Esta película supone el inicio de la colaboración entre Noah Baumbach (como director y guionista) y Greta Gerwig (actriz protagonista y guionista), un tándem que continúa dando grandes resultados en su siguiente filme: Mistress America (2015). Es como si a una forma determinada de narrar y de describir con humor las relaciones humanas, le hubiera sido concedido el privilegio de incorporar un verismo inédito a personajes y situaciones, de manera que ese punto de vista crítico y distante propio de la ironía forme parte del argumento, y no sea un mero instrumento externo de la narración que sirva para retorcer los hechos en su propio beneficio y destilar en pantalla ese desencanto vital --entre arisco y romántico-- que tan interesantes hace a determinados cineastas. El cine de Woody Allen es exactamente así: sus mejores guiones son excusas para retratar un mundo habitado por personajes que reafirman su pesimismo acerca de la naturaleza humana y el mundo, un lugar donde es necesario esforzarse para obtener algo de bondad, alegría o bienestar. Pero con Baumbach y Gerwig no, el desencanto forma parte de los acontecimientos, no es una actitud impuesta ni el punto de vista autoral, sino el resultado de decisiones y acciones de los personajes; ni siquiera tiene tanto octanaje como el de Allen, está diluido entre un montón más de matices, mezclado junto con otros ingredientes vitales (el humor, la necesidad romántica o la certeza de los propios sentimientos). Otra cosa es que Baumbach demuestre una clara predilección por los ambientes humanos donde ese desencanto forma parte del ecosistema. Frances Ha (2012) es una muy buena película que atraviesa la vida de sus protagonistas, pero no para reafirmar una idea previa de la vida y del amor también, sino por un interés --aparentemente casual-- por las cosas que les suceden o nos cuentan. Lo que no es casual es que la historia acabe desprendiendo una cierta tristeza, y de paso permita que se asome a la pantalla una realidad social poco habitual en el cine estadounidense.

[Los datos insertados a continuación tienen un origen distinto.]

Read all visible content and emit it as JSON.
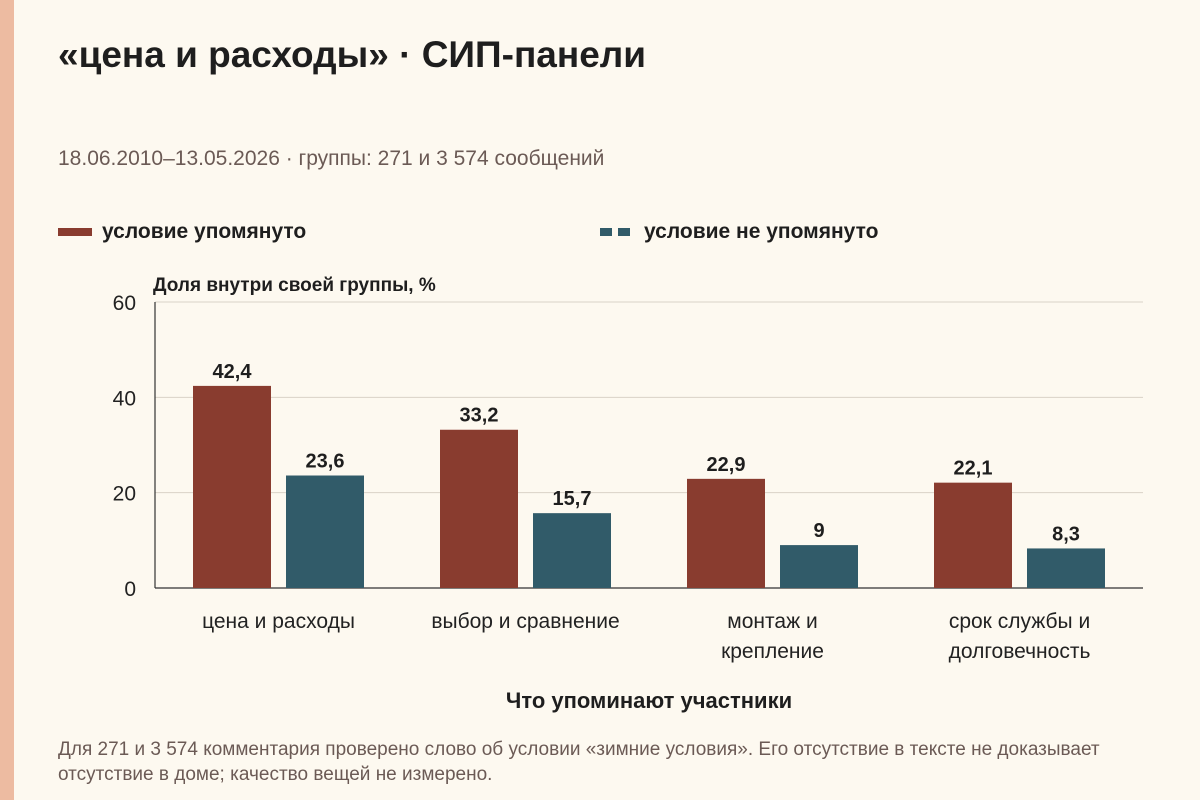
{
  "title": "«цена и расходы» · СИП-панели",
  "subtitle": "18.06.2010–13.05.2026 · группы: 271 и 3 574 сообщений",
  "footnote": "Для 271 и 3 574 комментария проверено слово об условии «зимние условия». Его отсутствие в тексте не доказывает отсутствие в доме; качество вещей не измерено.",
  "colors": {
    "mentioned": "#893c2f",
    "not_mentioned": "#315b69"
  },
  "chart_data": {
    "type": "bar",
    "ylabel": "Доля внутри своей группы, %",
    "xlabel": "Что упоминают участники",
    "ylim": [
      0,
      60
    ],
    "yticks": [
      0,
      20,
      40,
      60
    ],
    "grid": true,
    "legend_position": "top",
    "categories": [
      [
        "цена и расходы"
      ],
      [
        "выбор и сравнение"
      ],
      [
        "монтаж и",
        "крепление"
      ],
      [
        "срок службы и",
        "долговечность"
      ]
    ],
    "series": [
      {
        "name": "условие упомянуто",
        "values": [
          42.4,
          33.2,
          22.9,
          22.1
        ],
        "labels": [
          "42,4",
          "33,2",
          "22,9",
          "22,1"
        ]
      },
      {
        "name": "условие не упомянуто",
        "values": [
          23.6,
          15.7,
          9,
          8.3
        ],
        "labels": [
          "23,6",
          "15,7",
          "9",
          "8,3"
        ]
      }
    ]
  }
}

Frances Ha habla de amistades femeninas y de sus secuelas, de esas amistades íntimas casi idénticas a los matrimonios, excepto en el sexo y la crianza de los hijos: Frances y Sophie son dos amigas que se conocieron en la universidad y que han seguido viviendo juntas desde que se graduaron. Tienen inquietudes artísticas y empleos --bastante más precario el de Frances-- relacionados con la creación artística; están al día en tendencias, hacen cosas entre bohemias y hipster, hablan mucho, opinan de todo y de todos, y además tienen muchos y grandes proyectos que nunca acaban de acometer. Aunque Sophie sí que toma una decisión: decide irse a vivir con otra amiga a un barrio más lujoso y prometerse con su novio. Frances --a cuyo novio hemos visto dejarla en la primera escena porque no quería irse a vivir con él-- se ve abocada no sólo al desamparo y la soledad, sino a la búsqueda desesperada de una habitación que poder pagar con su escaso sueldo. Todo este proceso está contado con la aceleración narrativa característica de Baumbach (los matices de la personalidad de Frances son claramente la aportación de Gerwig) mediante escenas breves que parecen apuntar hacia una línea argumental pero nunca acaban de definir nada: diálogos superficiales, encuentros y charlas con desconocidos que apenas dejan huella y sin embargo hablan con total sinceridad sabiendo que no serán juzgados por ello, y más y más proyectos, y más y más relaciones fugaces...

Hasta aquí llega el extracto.